Multics
Overview
Multics (Multiplexed Information and Computing Service)
was a mainframe timesharing operating system that began at MIT as a
research project in 1965. It was an important influence on operating
system development. History of Multics
The plan for Multics was presented to the 1965
Fall Joint Computer Conference in a series of six papers. It was a joint
project with M.I.T., General Electric, and Bell Labs. Bell Labs dropped
out in 1969, and in 1970 GE's computer business, including Multics,
was taken over by Honeywell (now Bull).
MIT's Multics research began
in 1964, led by Professor Fernando J. Corbató at MIT Project MAC,
which later became the MIT Laboratory for Computer Science (LCS) and then
Computer Science And
Artificial Intelligence Laboratory (CSAIL). Starting in 1969,
Multics was provided as a campus-wide information service by the MIT
Information Processing Services organization, serving thousands of
academic and administrative users.
Multics was conceived as a general purpose time-sharing utility. It
would be a commercial product for GE, which sold time-sharing services.
It became a GE and then Honeywell product. About 85 sites ran Multics.
However, it had a powerful impact in the computer field, due to its
many novel and valuable ideas.
Since it was designed to be a utility, such as electricity and
telephone services, it had numerous features to provide high availability
and security. Both the hardware and software were highly
modular so that the system could grow in size by adding more of the
appropriate resource even while the service was running. Since services
were shared by users who might not trust each other, security was a
major feature with file sharing provided at the file level via access
controls. For more information, see:
Wikipedia's
Multics: Novel Ideas
LCS research on Multics ended in the late 1970s, and Bull ended
Multics development in 1985. MIT shut down its Multics service in
1988. The last Multics system was deactivated in 2000.

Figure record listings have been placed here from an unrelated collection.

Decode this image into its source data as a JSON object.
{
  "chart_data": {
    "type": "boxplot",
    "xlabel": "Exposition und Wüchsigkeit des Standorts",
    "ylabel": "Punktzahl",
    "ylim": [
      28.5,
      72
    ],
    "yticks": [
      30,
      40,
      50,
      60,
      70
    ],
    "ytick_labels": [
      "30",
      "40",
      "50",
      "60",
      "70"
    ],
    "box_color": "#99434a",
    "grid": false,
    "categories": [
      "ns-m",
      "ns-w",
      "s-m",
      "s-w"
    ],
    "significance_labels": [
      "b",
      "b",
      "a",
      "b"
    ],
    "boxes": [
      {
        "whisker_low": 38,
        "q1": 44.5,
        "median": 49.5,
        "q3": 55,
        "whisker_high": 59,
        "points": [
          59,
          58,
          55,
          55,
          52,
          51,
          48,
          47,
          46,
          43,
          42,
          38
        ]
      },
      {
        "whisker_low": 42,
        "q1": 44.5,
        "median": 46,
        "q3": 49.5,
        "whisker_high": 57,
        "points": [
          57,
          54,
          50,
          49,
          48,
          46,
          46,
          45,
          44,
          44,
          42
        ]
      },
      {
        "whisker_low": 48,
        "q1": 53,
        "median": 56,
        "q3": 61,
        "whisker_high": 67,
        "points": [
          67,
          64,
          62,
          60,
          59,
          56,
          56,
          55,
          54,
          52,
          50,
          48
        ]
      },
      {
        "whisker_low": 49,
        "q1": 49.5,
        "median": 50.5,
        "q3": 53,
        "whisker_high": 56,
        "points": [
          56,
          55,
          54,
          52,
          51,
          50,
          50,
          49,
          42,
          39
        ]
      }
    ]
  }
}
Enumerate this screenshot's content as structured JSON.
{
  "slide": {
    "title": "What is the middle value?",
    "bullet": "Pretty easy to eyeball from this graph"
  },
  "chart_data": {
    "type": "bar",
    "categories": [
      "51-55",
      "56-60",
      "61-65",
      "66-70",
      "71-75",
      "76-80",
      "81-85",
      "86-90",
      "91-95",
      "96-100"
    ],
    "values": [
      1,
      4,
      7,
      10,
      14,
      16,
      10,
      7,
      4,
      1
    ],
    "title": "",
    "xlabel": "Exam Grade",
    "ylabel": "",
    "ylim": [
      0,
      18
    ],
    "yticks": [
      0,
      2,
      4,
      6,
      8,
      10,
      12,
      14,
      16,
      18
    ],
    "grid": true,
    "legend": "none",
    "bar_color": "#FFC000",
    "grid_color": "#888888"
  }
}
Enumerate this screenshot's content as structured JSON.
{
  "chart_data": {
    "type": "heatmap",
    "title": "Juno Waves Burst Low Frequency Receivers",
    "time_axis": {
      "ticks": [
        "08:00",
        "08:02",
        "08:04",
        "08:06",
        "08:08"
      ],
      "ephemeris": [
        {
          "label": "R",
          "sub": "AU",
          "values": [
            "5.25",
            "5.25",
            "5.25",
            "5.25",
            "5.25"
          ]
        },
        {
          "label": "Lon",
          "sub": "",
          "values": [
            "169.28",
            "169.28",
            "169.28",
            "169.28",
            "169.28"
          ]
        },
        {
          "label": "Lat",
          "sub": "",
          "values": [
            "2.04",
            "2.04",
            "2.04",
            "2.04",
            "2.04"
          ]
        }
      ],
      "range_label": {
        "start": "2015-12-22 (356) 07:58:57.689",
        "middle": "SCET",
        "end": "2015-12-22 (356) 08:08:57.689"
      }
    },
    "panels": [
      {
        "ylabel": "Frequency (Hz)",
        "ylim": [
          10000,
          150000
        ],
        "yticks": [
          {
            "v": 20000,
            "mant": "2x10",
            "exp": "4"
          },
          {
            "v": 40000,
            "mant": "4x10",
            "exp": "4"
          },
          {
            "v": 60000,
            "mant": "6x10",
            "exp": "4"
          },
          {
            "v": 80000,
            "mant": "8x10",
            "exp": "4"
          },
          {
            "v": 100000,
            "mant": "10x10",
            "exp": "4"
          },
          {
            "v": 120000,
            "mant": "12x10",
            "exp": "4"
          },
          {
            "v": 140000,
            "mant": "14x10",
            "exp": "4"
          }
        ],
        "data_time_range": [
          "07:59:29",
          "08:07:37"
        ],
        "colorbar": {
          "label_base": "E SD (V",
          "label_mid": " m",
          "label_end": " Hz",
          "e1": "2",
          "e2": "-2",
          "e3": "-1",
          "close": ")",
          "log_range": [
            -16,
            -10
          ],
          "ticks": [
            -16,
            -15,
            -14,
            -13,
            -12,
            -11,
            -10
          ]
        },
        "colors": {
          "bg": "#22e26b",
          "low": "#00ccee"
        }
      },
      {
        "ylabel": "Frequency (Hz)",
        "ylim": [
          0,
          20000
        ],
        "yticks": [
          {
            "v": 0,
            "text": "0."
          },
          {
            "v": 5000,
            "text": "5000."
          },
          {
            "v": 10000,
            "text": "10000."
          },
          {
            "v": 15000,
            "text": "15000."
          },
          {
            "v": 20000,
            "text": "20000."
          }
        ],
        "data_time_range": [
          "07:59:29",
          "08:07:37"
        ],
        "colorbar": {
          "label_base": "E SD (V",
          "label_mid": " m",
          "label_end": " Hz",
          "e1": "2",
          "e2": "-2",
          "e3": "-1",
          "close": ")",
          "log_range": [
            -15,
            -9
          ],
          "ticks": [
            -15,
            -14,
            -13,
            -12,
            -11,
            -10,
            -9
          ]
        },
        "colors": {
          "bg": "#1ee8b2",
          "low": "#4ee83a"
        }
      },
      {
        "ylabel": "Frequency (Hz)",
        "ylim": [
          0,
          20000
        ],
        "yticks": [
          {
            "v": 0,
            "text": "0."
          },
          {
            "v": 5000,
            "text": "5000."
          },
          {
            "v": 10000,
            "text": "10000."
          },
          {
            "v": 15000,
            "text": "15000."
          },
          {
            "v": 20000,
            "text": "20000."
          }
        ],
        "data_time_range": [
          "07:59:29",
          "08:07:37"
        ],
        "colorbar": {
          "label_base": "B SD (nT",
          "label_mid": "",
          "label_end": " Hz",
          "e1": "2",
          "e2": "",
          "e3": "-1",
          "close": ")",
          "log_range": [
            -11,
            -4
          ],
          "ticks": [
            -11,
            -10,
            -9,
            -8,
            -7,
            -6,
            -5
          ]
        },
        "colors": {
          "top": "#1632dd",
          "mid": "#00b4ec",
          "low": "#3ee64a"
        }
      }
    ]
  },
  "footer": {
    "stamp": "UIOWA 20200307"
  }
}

Multics Source and Documentation
In order to preserve the ideas and
innovations that made Multics so important in the development of computer
systems, Bull HN has provided the source code for the final Multics release,
MR 12.5 of November 1992 to MIT. It is a generous
contribution to computer science knowledge and is provided for academic
purposes. Additionally, we intend this site to become a repository for many papers
and documents that were created during the Multics development as a
complement to the other Multics sites.